Journalist Tony Ortega talks Scientology at ASU lecture

Journalist Tony Ortega lectured on the downtown campus Tuesday night about the investigative book, "The Unbreakable Miss Lovely," on the Church of Scientology. The book was published in May of this year.

“I am just so fascinated by the way they use American ideals, really, as weapons rather than as shields,” Ortega said to a small auditorium at the downtown campus.

Ortega has been following Scientology since 1995, when he wrote an article for the Phoenix New Times on an intervention specialist, Rick Alan Ross, who was locked in a legal battle with the Church of Scientology.

The lecture was part of Barrett, the Honors College's lecture series. Ortega's lecture was titled, "Scientology's Dirty Tricks — Then and Now."

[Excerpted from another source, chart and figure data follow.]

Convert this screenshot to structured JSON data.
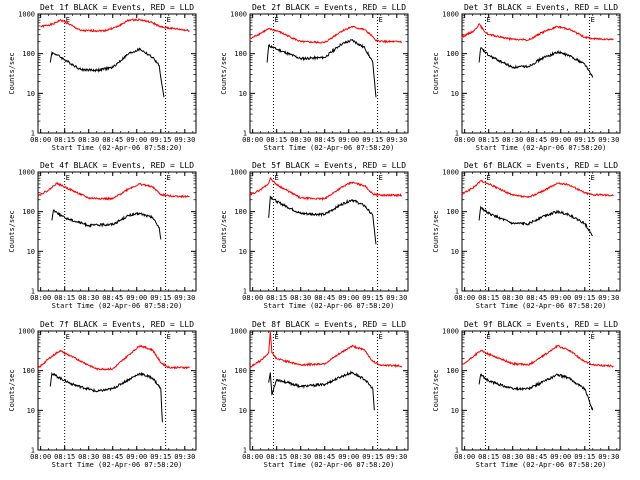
{
  "chart_data": [
    {
      "type": "line",
      "title": "Det 1f BLACK = Events, RED = LLD",
      "xlabel": "Start Time (02-Apr-06 07:58:20)",
      "ylabel": "Counts/sec",
      "xticks": [
        "08:00",
        "08:15",
        "08:30",
        "08:45",
        "09:00",
        "09:15",
        "09:30"
      ],
      "yticks": [
        "1",
        "10",
        "100",
        "1000"
      ],
      "yscale": "log",
      "ylim": [
        1,
        1000
      ],
      "xlim": [
        "07:58:20",
        "09:37"
      ],
      "marker_labels": [
        "E",
        "E"
      ],
      "markers": [
        "08:15",
        "09:18"
      ],
      "series": [
        {
          "color": "#ff0000",
          "x": [
            "08:00",
            "08:08",
            "08:12",
            "08:15",
            "08:25",
            "08:40",
            "08:48",
            "08:55",
            "09:02",
            "09:10",
            "09:15",
            "09:18",
            "09:25",
            "09:33"
          ],
          "y": [
            480,
            560,
            700,
            640,
            380,
            380,
            480,
            700,
            720,
            600,
            470,
            450,
            420,
            380
          ]
        },
        {
          "color": "#000000",
          "x": [
            "08:06",
            "08:07",
            "08:10",
            "08:15",
            "08:25",
            "08:35",
            "08:45",
            "08:55",
            "09:02",
            "09:10",
            "09:14",
            "09:15",
            "09:17"
          ],
          "y": [
            60,
            105,
            95,
            70,
            40,
            38,
            45,
            100,
            130,
            80,
            50,
            25,
            8
          ]
        }
      ]
    },
    {
      "type": "line",
      "title": "Det 2f BLACK = Events, RED = LLD",
      "xlabel": "Start Time (02-Apr-06 07:58:20)",
      "ylabel": "Counts/sec",
      "xticks": [
        "08:00",
        "08:15",
        "08:30",
        "08:45",
        "09:00",
        "09:15",
        "09:30"
      ],
      "yticks": [
        "1",
        "10",
        "100",
        "1000"
      ],
      "yscale": "log",
      "ylim": [
        1,
        1000
      ],
      "xlim": [
        "07:58:20",
        "09:37"
      ],
      "marker_labels": [
        "E",
        "E"
      ],
      "markers": [
        "08:13",
        "09:18"
      ],
      "series": [
        {
          "color": "#ff0000",
          "x": [
            "07:58",
            "08:05",
            "08:10",
            "08:15",
            "08:30",
            "08:45",
            "08:55",
            "09:02",
            "09:10",
            "09:15",
            "09:17",
            "09:25",
            "09:33"
          ],
          "y": [
            230,
            330,
            420,
            380,
            200,
            190,
            360,
            480,
            400,
            270,
            210,
            200,
            200
          ]
        },
        {
          "color": "#000000",
          "x": [
            "08:09",
            "08:10",
            "08:15",
            "08:30",
            "08:45",
            "08:55",
            "09:02",
            "09:10",
            "09:15",
            "09:17"
          ],
          "y": [
            60,
            160,
            130,
            75,
            80,
            170,
            220,
            140,
            60,
            8
          ]
        }
      ]
    },
    {
      "type": "line",
      "title": "Det 3f BLACK = Events, RED = LLD",
      "xlabel": "Start Time (02-Apr-06 07:58:20)",
      "ylabel": "Counts/sec",
      "xticks": [
        "08:00",
        "08:15",
        "08:30",
        "08:45",
        "09:00",
        "09:15",
        "09:30"
      ],
      "yticks": [
        "1",
        "10",
        "100",
        "1000"
      ],
      "yscale": "log",
      "ylim": [
        1,
        1000
      ],
      "xlim": [
        "07:58:20",
        "09:37"
      ],
      "marker_labels": [
        "E",
        "E"
      ],
      "markers": [
        "08:13",
        "09:18"
      ],
      "series": [
        {
          "color": "#ff0000",
          "x": [
            "07:58",
            "08:06",
            "08:09",
            "08:12",
            "08:15",
            "08:30",
            "08:40",
            "08:48",
            "08:58",
            "09:05",
            "09:15",
            "09:20",
            "09:33"
          ],
          "y": [
            260,
            380,
            560,
            380,
            300,
            230,
            220,
            340,
            480,
            420,
            260,
            240,
            230
          ]
        },
        {
          "color": "#000000",
          "x": [
            "08:09",
            "08:10",
            "08:15",
            "08:30",
            "08:40",
            "08:48",
            "08:58",
            "09:05",
            "09:15",
            "09:20"
          ],
          "y": [
            60,
            140,
            90,
            45,
            48,
            75,
            110,
            90,
            55,
            25
          ]
        }
      ]
    },
    {
      "type": "line",
      "title": "Det 4f BLACK = Events, RED = LLD",
      "xlabel": "Start Time (02-Apr-06 07:58:20)",
      "ylabel": "Counts/sec",
      "xticks": [
        "08:00",
        "08:15",
        "08:30",
        "08:45",
        "09:00",
        "09:15",
        "09:30"
      ],
      "yticks": [
        "1",
        "10",
        "100",
        "1000"
      ],
      "yscale": "log",
      "ylim": [
        1,
        1000
      ],
      "xlim": [
        "07:58:20",
        "09:37"
      ],
      "marker_labels": [
        "E",
        "E"
      ],
      "markers": [
        "08:15",
        "09:18"
      ],
      "series": [
        {
          "color": "#ff0000",
          "x": [
            "07:58",
            "08:05",
            "08:10",
            "08:15",
            "08:30",
            "08:45",
            "08:55",
            "09:02",
            "09:10",
            "09:15",
            "09:20",
            "09:33"
          ],
          "y": [
            250,
            350,
            520,
            420,
            220,
            210,
            380,
            500,
            420,
            270,
            250,
            240
          ]
        },
        {
          "color": "#000000",
          "x": [
            "08:07",
            "08:08",
            "08:15",
            "08:30",
            "08:45",
            "08:55",
            "09:02",
            "09:10",
            "09:14",
            "09:15"
          ],
          "y": [
            60,
            110,
            70,
            45,
            48,
            80,
            90,
            70,
            40,
            20
          ]
        }
      ]
    },
    {
      "type": "line",
      "title": "Det 5f BLACK = Events, RED = LLD",
      "xlabel": "Start Time (02-Apr-06 07:58:20)",
      "ylabel": "Counts/sec",
      "xticks": [
        "08:00",
        "08:15",
        "08:30",
        "08:45",
        "09:00",
        "09:15",
        "09:30"
      ],
      "yticks": [
        "1",
        "10",
        "100",
        "1000"
      ],
      "yscale": "log",
      "ylim": [
        1,
        1000
      ],
      "xlim": [
        "07:58:20",
        "09:37"
      ],
      "marker_labels": [
        "E",
        "E"
      ],
      "markers": [
        "08:13",
        "09:18"
      ],
      "series": [
        {
          "color": "#ff0000",
          "x": [
            "07:58",
            "08:05",
            "08:10",
            "08:11",
            "08:15",
            "08:30",
            "08:45",
            "08:55",
            "09:02",
            "09:10",
            "09:15",
            "09:20",
            "09:33"
          ],
          "y": [
            260,
            360,
            520,
            700,
            480,
            220,
            210,
            400,
            550,
            450,
            280,
            260,
            260
          ]
        },
        {
          "color": "#000000",
          "x": [
            "08:10",
            "08:11",
            "08:15",
            "08:30",
            "08:45",
            "08:55",
            "09:02",
            "09:10",
            "09:15",
            "09:17"
          ],
          "y": [
            70,
            240,
            180,
            90,
            85,
            150,
            200,
            140,
            80,
            15
          ]
        }
      ]
    },
    {
      "type": "line",
      "title": "Det 6f BLACK = Events, RED = LLD",
      "xlabel": "Start Time (02-Apr-06 07:58:20)",
      "ylabel": "Counts/sec",
      "xticks": [
        "08:00",
        "08:15",
        "08:30",
        "08:45",
        "09:00",
        "09:15",
        "09:30"
      ],
      "yticks": [
        "1",
        "10",
        "100",
        "1000"
      ],
      "yscale": "log",
      "ylim": [
        1,
        1000
      ],
      "xlim": [
        "07:58:20",
        "09:37"
      ],
      "marker_labels": [
        "E",
        "E"
      ],
      "markers": [
        "08:13",
        "09:18"
      ],
      "series": [
        {
          "color": "#ff0000",
          "x": [
            "07:58",
            "08:06",
            "08:10",
            "08:15",
            "08:30",
            "08:40",
            "08:50",
            "08:58",
            "09:05",
            "09:15",
            "09:20",
            "09:33"
          ],
          "y": [
            270,
            420,
            600,
            500,
            260,
            230,
            350,
            520,
            480,
            300,
            270,
            260
          ]
        },
        {
          "color": "#000000",
          "x": [
            "08:09",
            "08:10",
            "08:15",
            "08:30",
            "08:40",
            "08:50",
            "08:58",
            "09:05",
            "09:15",
            "09:20"
          ],
          "y": [
            60,
            130,
            90,
            50,
            50,
            80,
            100,
            85,
            50,
            25
          ]
        }
      ]
    },
    {
      "type": "line",
      "title": "Det 7f BLACK = Events, RED = LLD",
      "xlabel": "Start Time (02-Apr-06 07:58:20)",
      "ylabel": "Counts/sec",
      "xticks": [
        "08:00",
        "08:15",
        "08:30",
        "08:45",
        "09:00",
        "09:15",
        "09:30"
      ],
      "yticks": [
        "1",
        "10",
        "100",
        "1000"
      ],
      "yscale": "log",
      "ylim": [
        1,
        1000
      ],
      "xlim": [
        "07:58:20",
        "09:37"
      ],
      "marker_labels": [
        "E",
        "E"
      ],
      "markers": [
        "08:15",
        "09:18"
      ],
      "series": [
        {
          "color": "#ff0000",
          "x": [
            "07:58",
            "08:05",
            "08:12",
            "08:20",
            "08:35",
            "08:45",
            "08:55",
            "09:02",
            "09:10",
            "09:15",
            "09:20",
            "09:33"
          ],
          "y": [
            110,
            200,
            320,
            220,
            110,
            110,
            250,
            430,
            330,
            160,
            120,
            120
          ]
        },
        {
          "color": "#000000",
          "x": [
            "08:06",
            "08:07",
            "08:12",
            "08:20",
            "08:35",
            "08:45",
            "08:55",
            "09:02",
            "09:10",
            "09:15",
            "09:16"
          ],
          "y": [
            40,
            85,
            65,
            45,
            30,
            35,
            60,
            85,
            65,
            35,
            5
          ]
        }
      ]
    },
    {
      "type": "line",
      "title": "Det 8f BLACK = Events, RED = LLD",
      "xlabel": "Start Time (02-Apr-06 07:58:20)",
      "ylabel": "Counts/sec",
      "xticks": [
        "08:00",
        "08:15",
        "08:30",
        "08:45",
        "09:00",
        "09:15",
        "09:30"
      ],
      "yticks": [
        "1",
        "10",
        "100",
        "1000"
      ],
      "yscale": "log",
      "ylim": [
        1,
        1000
      ],
      "xlim": [
        "07:58:20",
        "09:37"
      ],
      "marker_labels": [
        "E",
        "E"
      ],
      "markers": [
        "08:13",
        "09:18"
      ],
      "series": [
        {
          "color": "#ff0000",
          "x": [
            "07:58",
            "08:05",
            "08:10",
            "08:11",
            "08:12",
            "08:15",
            "08:30",
            "08:45",
            "08:55",
            "09:02",
            "09:10",
            "09:15",
            "09:20",
            "09:33"
          ],
          "y": [
            120,
            180,
            280,
            1000,
            280,
            200,
            140,
            150,
            280,
            420,
            330,
            170,
            140,
            130
          ]
        },
        {
          "color": "#000000",
          "x": [
            "08:10",
            "08:11",
            "08:12",
            "08:15",
            "08:30",
            "08:45",
            "08:55",
            "09:02",
            "09:10",
            "09:15",
            "09:16"
          ],
          "y": [
            50,
            90,
            25,
            60,
            40,
            45,
            70,
            90,
            60,
            35,
            10
          ]
        }
      ]
    },
    {
      "type": "line",
      "title": "Det 9f BLACK = Events, RED = LLD",
      "xlabel": "Start Time (02-Apr-06 07:58:20)",
      "ylabel": "Counts/sec",
      "xticks": [
        "08:00",
        "08:15",
        "08:30",
        "08:45",
        "09:00",
        "09:15",
        "09:30"
      ],
      "yticks": [
        "1",
        "10",
        "100",
        "1000"
      ],
      "yscale": "log",
      "ylim": [
        1,
        1000
      ],
      "xlim": [
        "07:58:20",
        "09:37"
      ],
      "marker_labels": [
        "E",
        "E"
      ],
      "markers": [
        "08:13",
        "09:18"
      ],
      "series": [
        {
          "color": "#ff0000",
          "x": [
            "07:58",
            "08:06",
            "08:10",
            "08:15",
            "08:30",
            "08:40",
            "08:50",
            "08:58",
            "09:05",
            "09:15",
            "09:20",
            "09:33"
          ],
          "y": [
            130,
            240,
            320,
            260,
            150,
            140,
            250,
            420,
            330,
            170,
            140,
            130
          ]
        },
        {
          "color": "#000000",
          "x": [
            "08:09",
            "08:10",
            "08:15",
            "08:30",
            "08:40",
            "08:50",
            "08:58",
            "09:05",
            "09:15",
            "09:20"
          ],
          "y": [
            45,
            80,
            55,
            35,
            35,
            55,
            80,
            65,
            35,
            10
          ]
        }
      ]
    }
  ]
}
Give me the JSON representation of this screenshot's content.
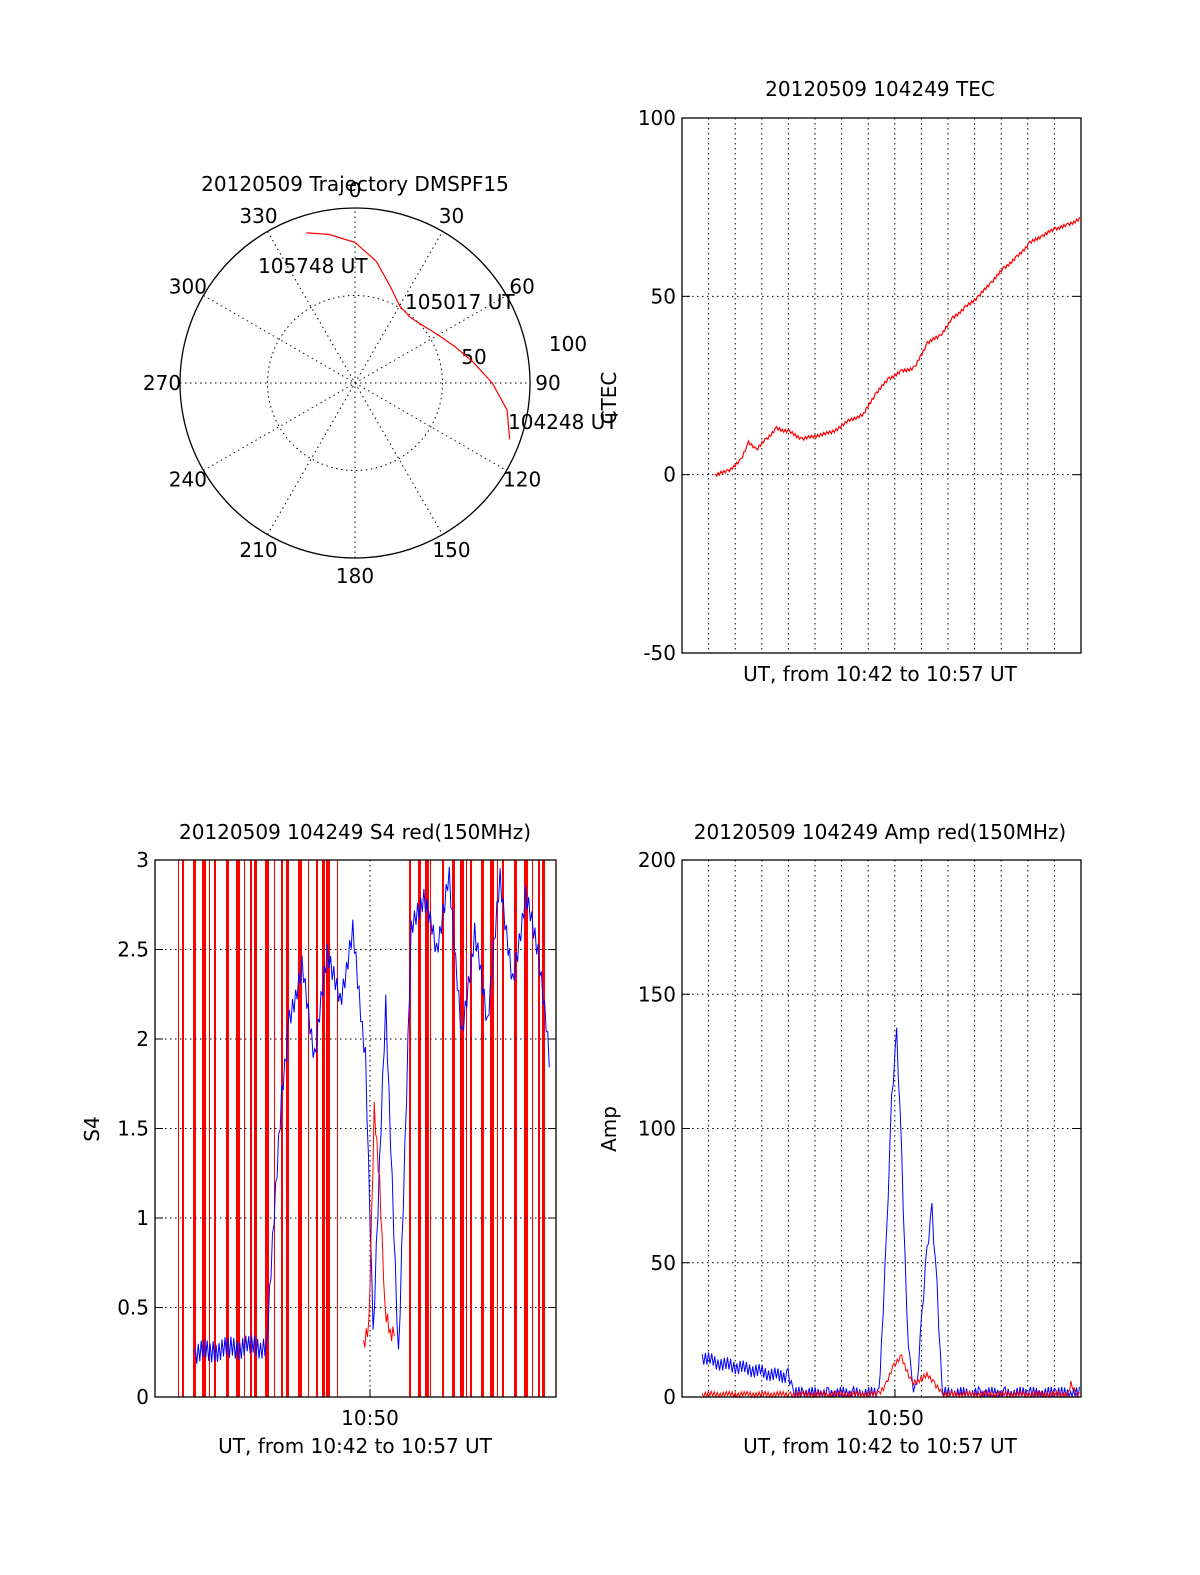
{
  "colors": {
    "red": "#ff0000",
    "blue": "#0000ff",
    "axis": "#000000"
  },
  "chart_data": [
    {
      "type": "polar",
      "title": "20120509 Trajectory DMSPF15",
      "azimuth_labels": [
        "0",
        "30",
        "60",
        "90",
        "120",
        "150",
        "180",
        "210",
        "240",
        "270",
        "300",
        "330"
      ],
      "radius_labels": [
        "50",
        "100"
      ],
      "points": [
        {
          "label": "104248 UT",
          "azimuth": 110,
          "elevation": 4
        },
        {
          "label": "105017 UT",
          "azimuth": 55,
          "elevation": 46
        },
        {
          "label": "105748 UT",
          "azimuth": 342,
          "elevation": 8
        }
      ],
      "trajectory": [
        [
          110,
          4
        ],
        [
          100,
          10
        ],
        [
          90,
          20
        ],
        [
          80,
          30
        ],
        [
          70,
          38
        ],
        [
          60,
          44
        ],
        [
          50,
          48
        ],
        [
          40,
          50
        ],
        [
          30,
          48
        ],
        [
          20,
          40
        ],
        [
          10,
          28
        ],
        [
          0,
          18
        ],
        [
          350,
          12
        ],
        [
          342,
          8
        ]
      ]
    },
    {
      "type": "line",
      "title": "20120509 104249 TEC",
      "xlabel": "UT, from 10:42 to 10:57 UT",
      "ylabel": "CTEC",
      "ylim": [
        -50,
        100
      ],
      "yticks": [
        "100",
        "50",
        "0",
        "-50"
      ],
      "x_unit": "minutes after 10:42",
      "series": [
        {
          "color": "red",
          "x": [
            0,
            0.5,
            1,
            1.3,
            1.6,
            2.0,
            2.4,
            2.9,
            3.4,
            4.0,
            4.6,
            5.2,
            5.8,
            6.3,
            6.8,
            7.3,
            7.8,
            8.3,
            8.8,
            9.3,
            9.8,
            10.3,
            10.8,
            11.3,
            11.8,
            12.3,
            12.8,
            13.3,
            13.8,
            14.3
          ],
          "y": [
            0,
            1,
            4,
            9,
            7,
            10,
            13,
            12,
            10,
            11,
            12,
            15,
            17,
            23,
            27,
            29,
            30,
            37,
            39,
            44,
            47,
            50,
            54,
            58,
            61,
            65,
            67,
            69,
            70,
            72
          ]
        }
      ]
    },
    {
      "type": "line",
      "title": "20120509 104249 S4 red(150MHz)",
      "xlabel": "UT, from 10:42 to 10:57 UT",
      "ylabel": "S4",
      "ylim": [
        0,
        3
      ],
      "yticks": [
        "3",
        "2.5",
        "2",
        "1.5",
        "1",
        "0.5",
        "0"
      ],
      "xticks": [
        "10:50"
      ],
      "series": [
        {
          "color": "blue",
          "x": [
            0.8,
            1.5,
            2.2,
            2.9,
            3.6,
            4.2,
            4.5,
            5.0,
            5.5,
            6.0,
            6.5,
            7.0,
            7.5,
            7.8,
            8.3,
            8.8,
            9.3,
            9.8,
            10.3,
            10.8,
            11.3,
            11.8,
            12.3,
            12.8,
            13.3,
            13.8,
            14.3,
            14.8
          ],
          "y": [
            0.25,
            0.26,
            0.27,
            0.28,
            0.28,
            1.7,
            2.1,
            2.4,
            1.9,
            2.5,
            2.2,
            2.6,
            1.9,
            0.35,
            2.2,
            0.2,
            2.6,
            2.8,
            2.5,
            2.9,
            2.0,
            2.6,
            2.1,
            2.9,
            2.3,
            2.8,
            2.5,
            1.8
          ]
        },
        {
          "color": "red",
          "x": [
            7.8,
            8.0,
            8.2,
            8.4,
            8.6,
            8.8,
            9.0
          ],
          "y": [
            0.3,
            0.4,
            1.6,
            1.2,
            0.5,
            0.35,
            0.4
          ]
        }
      ]
    },
    {
      "type": "line",
      "title": "20120509 104249 Amp red(150MHz)",
      "xlabel": "UT, from 10:42 to 10:57 UT",
      "ylabel": "Amp",
      "ylim": [
        0,
        200
      ],
      "yticks": [
        "200",
        "150",
        "100",
        "50",
        "0"
      ],
      "xticks": [
        "10:50"
      ],
      "series": [
        {
          "color": "blue",
          "x": [
            0,
            0.5,
            1,
            1.5,
            2,
            2.5,
            3,
            3.4,
            3.6,
            4,
            5,
            6,
            7,
            7.1,
            7.3,
            7.5,
            7.7,
            7.9,
            8.1,
            8.3,
            8.5,
            8.7,
            8.9,
            9.1,
            9.3,
            9.5,
            10,
            11,
            12,
            13,
            14,
            15
          ],
          "y": [
            15,
            13,
            12,
            11,
            10,
            9,
            8,
            8,
            1,
            1,
            1,
            1,
            1,
            20,
            60,
            110,
            135,
            90,
            30,
            5,
            2,
            30,
            55,
            70,
            40,
            1,
            1,
            1,
            1,
            1,
            1,
            1
          ]
        },
        {
          "color": "red",
          "x": [
            0,
            3.5,
            7,
            7.3,
            7.6,
            7.9,
            8.3,
            8.9,
            9.2,
            9.5,
            10,
            14.5,
            14.6,
            14.8,
            15
          ],
          "y": [
            1,
            1,
            1,
            5,
            12,
            15,
            5,
            8,
            5,
            1,
            1,
            1,
            5,
            1,
            1
          ]
        }
      ]
    }
  ]
}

"Developed by L. Ron Hubbard, Scientology is a religion that offers a precise path leading to a complete and certain understanding of one's true spiritual nature and one's relationship to self, family, groups, Mankind, all life forms, the material universe, the spiritual universe and the Supreme Being," Ginny Leason, director of special affairs at the Church of Scientology of Arizona, wrote in an email.

The book chronicles the life of Paulette Cooper, who wrote critically about Scientology in 1971 and was subsequently impacted by what Ortega’s called a “campaign of terror” by the church.

Cooper experienced harassment through the work of what Ortega called the “Guardians Office,” who monitored, followed and infiltrated Cooper’s life for years. Ortega said these members of the Church of Scientology affected Cooper financially, through slander and by framing her for a bomb threat.

Ortega's answer to being critical of Scientology is simple. "We don't like bullies," reads his Q&A-style information page on "The Underground Bunker."

“Reporters who take the time to learn about Scientology usually get it right,” Leason wrote.

Ortega writes about Scientology online on "The Underground Bunker," and is the executive editor of TheLipTV. Previously, he was the editor of "The Village Voice" in New York.

Correction: Due to an editing error, an earlier version of this article misstated the day on which the event took place. It took place on Tuesday night.